To his credit, Torres worked incredibly hard for Chelsea and never gave up, despite missing sitter after sitter after sitter. He was abysmal in front of goal but gave his everything for the club.
He didn’t do too much for Chelsea, but his goal against Barcelona in the semi-final of the Champions League almost justified his whopper of a transfer fee. Almost.
Despite Chelsea’s determination to have you believe otherwise, Christian Pulisic was 100% brought over from Dortmund in 2019 as the replacement for the soon-to-be-departing Eden Hazard.
He joined up with the club that summer and spent his first season combining electric form with never-ending injury struggles. His highlight came after the first COVID-19 lockdown, when Pulisic spent a few months looking like the best player in England.
At this point, the jury is still out on Pulisic. He does a lot of fun stuff, but not as often as he probably should.
Verdict: Miss… just
Antonio Conte wanted a new striker after binning off Diego Costa because he was a little bit mental, and after the board failed to bring him Romelu Lukaku, he eventually settled on Alvaro Morata.
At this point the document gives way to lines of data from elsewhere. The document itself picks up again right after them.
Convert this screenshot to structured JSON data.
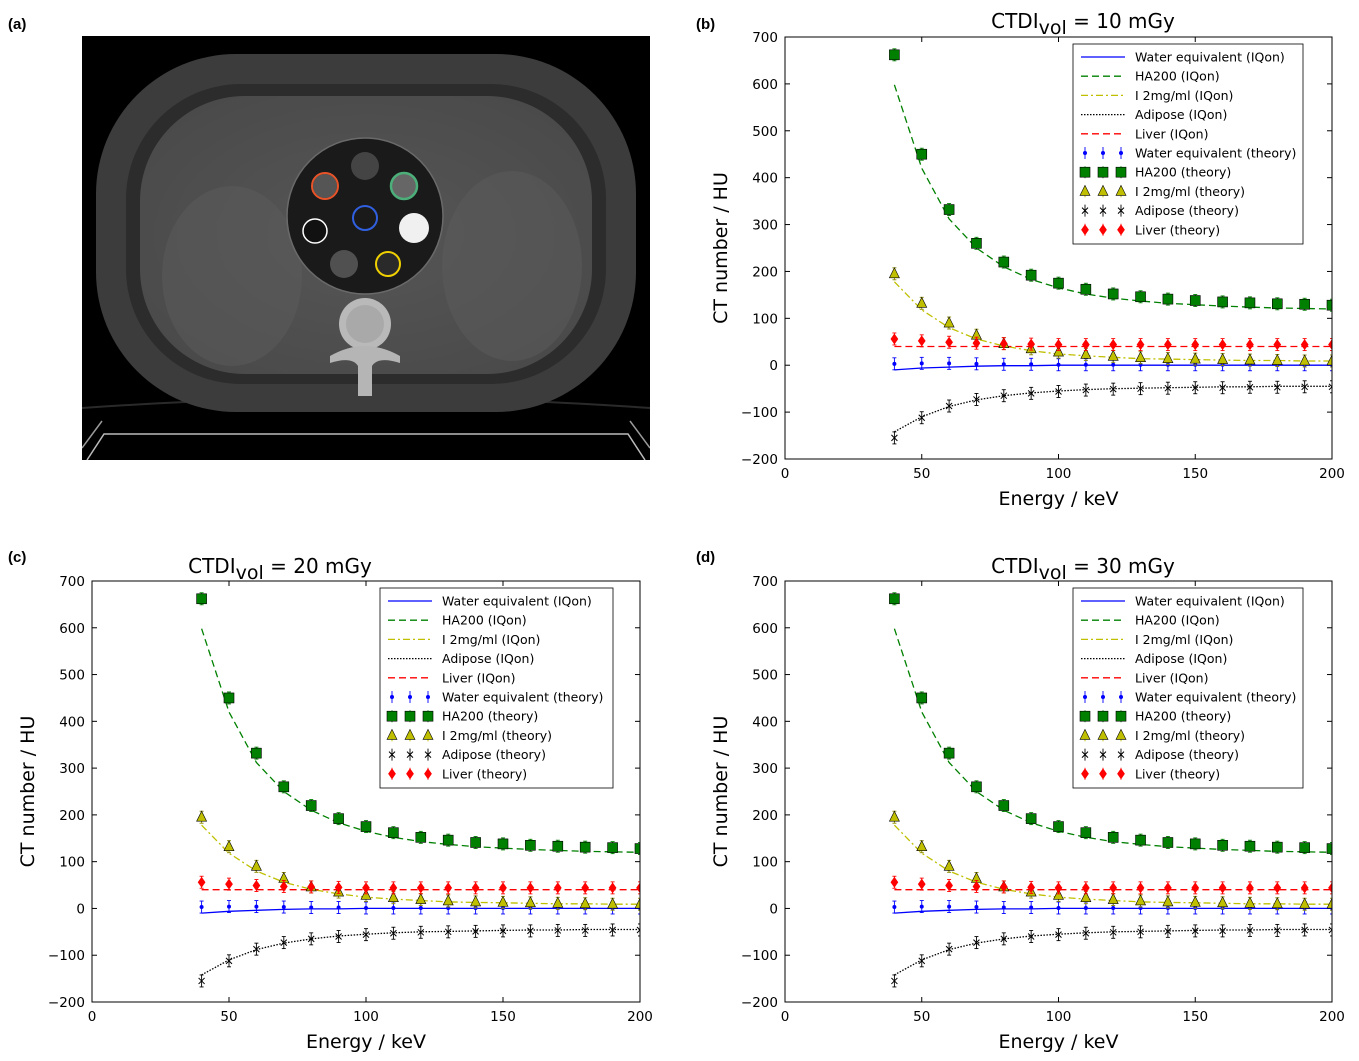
{
  "panel_labels": [
    "(a)",
    "(b)",
    "(c)",
    "(d)"
  ],
  "colors": {
    "water": "#0000ff",
    "ha200": "#008000",
    "iodine": "#bfbf00",
    "adipose": "#000000",
    "liver": "#ff0000",
    "roi_orange": "#e8542a",
    "roi_green": "#4caf7a",
    "roi_blue": "#3060e0",
    "roi_white": "#ffffff",
    "roi_yellow": "#f0d000"
  },
  "chart_data": [
    {
      "type": "line",
      "title_main": "CTDI",
      "title_sub": "vol",
      "title_rest": " = 10 mGy",
      "xlabel": "Energy / keV",
      "ylabel": "CT number / HU",
      "xlim": [
        0,
        200
      ],
      "ylim": [
        -200,
        700
      ],
      "xticks": [
        "0",
        "50",
        "100",
        "150",
        "200"
      ],
      "yticks": [
        "−200",
        "−100",
        "0",
        "100",
        "200",
        "300",
        "400",
        "500",
        "600",
        "700"
      ],
      "legend_position": "top-right",
      "x": [
        40,
        50,
        60,
        70,
        80,
        90,
        100,
        110,
        120,
        130,
        140,
        150,
        160,
        170,
        180,
        190,
        200
      ],
      "series": [
        {
          "name": "Water equivalent (IQon)",
          "kind": "line",
          "style": "solid",
          "color": "#0000ff",
          "values": [
            -10,
            -6,
            -4,
            -2,
            -1,
            -1,
            0,
            0,
            0,
            0,
            0,
            0,
            0,
            0,
            0,
            0,
            0
          ]
        },
        {
          "name": "HA200 (IQon)",
          "kind": "line",
          "style": "dashed",
          "color": "#008000",
          "values": [
            598,
            420,
            312,
            250,
            210,
            183,
            165,
            152,
            143,
            137,
            132,
            129,
            126,
            124,
            122,
            121,
            120
          ]
        },
        {
          "name": "I 2mg/ml (IQon)",
          "kind": "line",
          "style": "dashdot",
          "color": "#bfbf00",
          "values": [
            178,
            118,
            80,
            56,
            41,
            31,
            24,
            20,
            17,
            14,
            13,
            12,
            11,
            10,
            10,
            9,
            9
          ]
        },
        {
          "name": "Adipose (IQon)",
          "kind": "line",
          "style": "dotted",
          "color": "#000000",
          "values": [
            -142,
            -110,
            -88,
            -74,
            -65,
            -59,
            -55,
            -52,
            -50,
            -49,
            -48,
            -47,
            -46,
            -46,
            -45,
            -45,
            -45
          ]
        },
        {
          "name": "Liver (IQon)",
          "kind": "line",
          "style": "dashed",
          "color": "#ff0000",
          "values": [
            40,
            40,
            40,
            40,
            40,
            40,
            40,
            40,
            40,
            40,
            40,
            40,
            40,
            40,
            40,
            40,
            40
          ]
        },
        {
          "name": "Water equivalent (theory)",
          "kind": "marker",
          "marker": "point",
          "color": "#0000ff",
          "values": [
            3,
            4,
            4,
            3,
            2,
            2,
            1,
            1,
            1,
            1,
            1,
            1,
            1,
            1,
            1,
            1,
            1
          ]
        },
        {
          "name": "HA200 (theory)",
          "kind": "marker",
          "marker": "square",
          "color": "#008000",
          "values": [
            662,
            450,
            332,
            260,
            220,
            192,
            175,
            162,
            152,
            146,
            141,
            138,
            135,
            133,
            131,
            130,
            128
          ]
        },
        {
          "name": "I 2mg/ml (theory)",
          "kind": "marker",
          "marker": "triangle",
          "color": "#bfbf00",
          "values": [
            195,
            132,
            90,
            64,
            46,
            35,
            28,
            23,
            19,
            16,
            14,
            13,
            12,
            11,
            10,
            9,
            9
          ]
        },
        {
          "name": "Adipose (theory)",
          "kind": "marker",
          "marker": "x",
          "color": "#000000",
          "values": [
            -155,
            -112,
            -87,
            -73,
            -65,
            -60,
            -56,
            -53,
            -51,
            -50,
            -49,
            -48,
            -48,
            -47,
            -47,
            -46,
            -46
          ]
        },
        {
          "name": "Liver (theory)",
          "kind": "marker",
          "marker": "diamond",
          "color": "#ff0000",
          "values": [
            56,
            52,
            49,
            47,
            46,
            45,
            44,
            44,
            44,
            44,
            44,
            44,
            44,
            44,
            44,
            44,
            44
          ]
        }
      ]
    },
    {
      "type": "line",
      "title_main": "CTDI",
      "title_sub": "vol",
      "title_rest": " = 20 mGy",
      "xlabel": "Energy / keV",
      "ylabel": "CT number / HU",
      "xlim": [
        0,
        200
      ],
      "ylim": [
        -200,
        700
      ],
      "xticks": [
        "0",
        "50",
        "100",
        "150",
        "200"
      ],
      "yticks": [
        "−200",
        "−100",
        "0",
        "100",
        "200",
        "300",
        "400",
        "500",
        "600",
        "700"
      ],
      "legend_position": "top-right",
      "x": [
        40,
        50,
        60,
        70,
        80,
        90,
        100,
        110,
        120,
        130,
        140,
        150,
        160,
        170,
        180,
        190,
        200
      ],
      "series": [
        {
          "name": "Water equivalent (IQon)",
          "kind": "line",
          "style": "solid",
          "color": "#0000ff",
          "values": [
            -10,
            -6,
            -4,
            -2,
            -1,
            -1,
            0,
            0,
            0,
            0,
            0,
            0,
            0,
            0,
            0,
            0,
            0
          ]
        },
        {
          "name": "HA200 (IQon)",
          "kind": "line",
          "style": "dashed",
          "color": "#008000",
          "values": [
            598,
            420,
            312,
            250,
            210,
            183,
            165,
            152,
            143,
            137,
            132,
            129,
            126,
            124,
            122,
            121,
            120
          ]
        },
        {
          "name": "I 2mg/ml (IQon)",
          "kind": "line",
          "style": "dashdot",
          "color": "#bfbf00",
          "values": [
            178,
            118,
            80,
            56,
            41,
            31,
            24,
            20,
            17,
            14,
            13,
            12,
            11,
            10,
            10,
            9,
            9
          ]
        },
        {
          "name": "Adipose (IQon)",
          "kind": "line",
          "style": "dotted",
          "color": "#000000",
          "values": [
            -142,
            -110,
            -88,
            -74,
            -65,
            -59,
            -55,
            -52,
            -50,
            -49,
            -48,
            -47,
            -46,
            -46,
            -45,
            -45,
            -45
          ]
        },
        {
          "name": "Liver (IQon)",
          "kind": "line",
          "style": "dashed",
          "color": "#ff0000",
          "values": [
            40,
            40,
            40,
            40,
            40,
            40,
            40,
            40,
            40,
            40,
            40,
            40,
            40,
            40,
            40,
            40,
            40
          ]
        },
        {
          "name": "Water equivalent (theory)",
          "kind": "marker",
          "marker": "point",
          "color": "#0000ff",
          "values": [
            3,
            4,
            4,
            3,
            2,
            2,
            1,
            1,
            1,
            1,
            1,
            1,
            1,
            1,
            1,
            1,
            1
          ]
        },
        {
          "name": "HA200 (theory)",
          "kind": "marker",
          "marker": "square",
          "color": "#008000",
          "values": [
            662,
            450,
            332,
            260,
            220,
            192,
            175,
            162,
            152,
            146,
            141,
            138,
            135,
            133,
            131,
            130,
            128
          ]
        },
        {
          "name": "I 2mg/ml (theory)",
          "kind": "marker",
          "marker": "triangle",
          "color": "#bfbf00",
          "values": [
            195,
            132,
            90,
            64,
            46,
            35,
            28,
            23,
            19,
            16,
            14,
            13,
            12,
            11,
            10,
            9,
            9
          ]
        },
        {
          "name": "Adipose (theory)",
          "kind": "marker",
          "marker": "x",
          "color": "#000000",
          "values": [
            -155,
            -112,
            -87,
            -73,
            -65,
            -60,
            -56,
            -53,
            -51,
            -50,
            -49,
            -48,
            -48,
            -47,
            -47,
            -46,
            -46
          ]
        },
        {
          "name": "Liver (theory)",
          "kind": "marker",
          "marker": "diamond",
          "color": "#ff0000",
          "values": [
            56,
            52,
            49,
            47,
            46,
            45,
            44,
            44,
            44,
            44,
            44,
            44,
            44,
            44,
            44,
            44,
            44
          ]
        }
      ]
    },
    {
      "type": "line",
      "title_main": "CTDI",
      "title_sub": "vol",
      "title_rest": " = 30 mGy",
      "xlabel": "Energy / keV",
      "ylabel": "CT number / HU",
      "xlim": [
        0,
        200
      ],
      "ylim": [
        -200,
        700
      ],
      "xticks": [
        "0",
        "50",
        "100",
        "150",
        "200"
      ],
      "yticks": [
        "−200",
        "−100",
        "0",
        "100",
        "200",
        "300",
        "400",
        "500",
        "600",
        "700"
      ],
      "legend_position": "top-right",
      "x": [
        40,
        50,
        60,
        70,
        80,
        90,
        100,
        110,
        120,
        130,
        140,
        150,
        160,
        170,
        180,
        190,
        200
      ],
      "series": [
        {
          "name": "Water equivalent (IQon)",
          "kind": "line",
          "style": "solid",
          "color": "#0000ff",
          "values": [
            -10,
            -6,
            -4,
            -2,
            -1,
            -1,
            0,
            0,
            0,
            0,
            0,
            0,
            0,
            0,
            0,
            0,
            0
          ]
        },
        {
          "name": "HA200 (IQon)",
          "kind": "line",
          "style": "dashed",
          "color": "#008000",
          "values": [
            598,
            420,
            312,
            250,
            210,
            183,
            165,
            152,
            143,
            137,
            132,
            129,
            126,
            124,
            122,
            121,
            120
          ]
        },
        {
          "name": "I 2mg/ml (IQon)",
          "kind": "line",
          "style": "dashdot",
          "color": "#bfbf00",
          "values": [
            178,
            118,
            80,
            56,
            41,
            31,
            24,
            20,
            17,
            14,
            13,
            12,
            11,
            10,
            10,
            9,
            9
          ]
        },
        {
          "name": "Adipose (IQon)",
          "kind": "line",
          "style": "dotted",
          "color": "#000000",
          "values": [
            -142,
            -110,
            -88,
            -74,
            -65,
            -59,
            -55,
            -52,
            -50,
            -49,
            -48,
            -47,
            -46,
            -46,
            -45,
            -45,
            -45
          ]
        },
        {
          "name": "Liver (IQon)",
          "kind": "line",
          "style": "dashed",
          "color": "#ff0000",
          "values": [
            40,
            40,
            40,
            40,
            40,
            40,
            40,
            40,
            40,
            40,
            40,
            40,
            40,
            40,
            40,
            40,
            40
          ]
        },
        {
          "name": "Water equivalent (theory)",
          "kind": "marker",
          "marker": "point",
          "color": "#0000ff",
          "values": [
            3,
            4,
            4,
            3,
            2,
            2,
            1,
            1,
            1,
            1,
            1,
            1,
            1,
            1,
            1,
            1,
            1
          ]
        },
        {
          "name": "HA200 (theory)",
          "kind": "marker",
          "marker": "square",
          "color": "#008000",
          "values": [
            662,
            450,
            332,
            260,
            220,
            192,
            175,
            162,
            152,
            146,
            141,
            138,
            135,
            133,
            131,
            130,
            128
          ]
        },
        {
          "name": "I 2mg/ml (theory)",
          "kind": "marker",
          "marker": "triangle",
          "color": "#bfbf00",
          "values": [
            195,
            132,
            90,
            64,
            46,
            35,
            28,
            23,
            19,
            16,
            14,
            13,
            12,
            11,
            10,
            9,
            9
          ]
        },
        {
          "name": "Adipose (theory)",
          "kind": "marker",
          "marker": "x",
          "color": "#000000",
          "values": [
            -155,
            -112,
            -87,
            -73,
            -65,
            -60,
            -56,
            -53,
            -51,
            -50,
            -49,
            -48,
            -48,
            -47,
            -47,
            -46,
            -46
          ]
        },
        {
          "name": "Liver (theory)",
          "kind": "marker",
          "marker": "diamond",
          "color": "#ff0000",
          "values": [
            56,
            52,
            49,
            47,
            46,
            45,
            44,
            44,
            44,
            44,
            44,
            44,
            44,
            44,
            44,
            44,
            44
          ]
        }
      ]
    }
  ]
}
For a few months, the move looked like a stroke of genius. He had six goals in his first six league games and sat on ten by December, only to then manage just one more goal over the remainder of the season.
Injuries and a crippling lack of confidence saw Morata lose all ability to score goals, and Chelsea decided they could take no more than 18 months of him before loaning him to Atletico Madrid.
Verdict: Like every shot he took, it’s a miss
Kai Havertz moved to England at the worst time possible. Billed as the next big star of the Premier League, the young German took a little while to get settled in a new country and then contracted COVID-19, which continued to bother him for months and months.
The ‘flop’ label was (understandably) being thrown at him, but he started to find his groove towards the end of his debut season… just in time to score the winner in the Champions League final.
Chelsea fans know there is still a lot of room for improvement from Havertz, but thanks to his form towards the end of 2020/21, there are plenty of reasons to be confident.
Left panicking by Thibaut Courtois’ move to Real Madrid, Chelsea chose to trigger the £71.6m release clause of Kepa Arrizabalaga in 2018, making him the most expensive goalkeeper in history.
After a solid debut season, which brought us his infamous spat with Sarri, Kepa’s form plummeted to an ungodly low. 2019/20 yielded some of the worst goalkeeping statistics the Premier League has ever seen – it felt like every shot he faced went in.
Lampard was adamant that he needed replacing, and that’s exactly what happened as Edouard Mendy came in in 2020, dropped Kepa to the bench and went on to win the Champions League.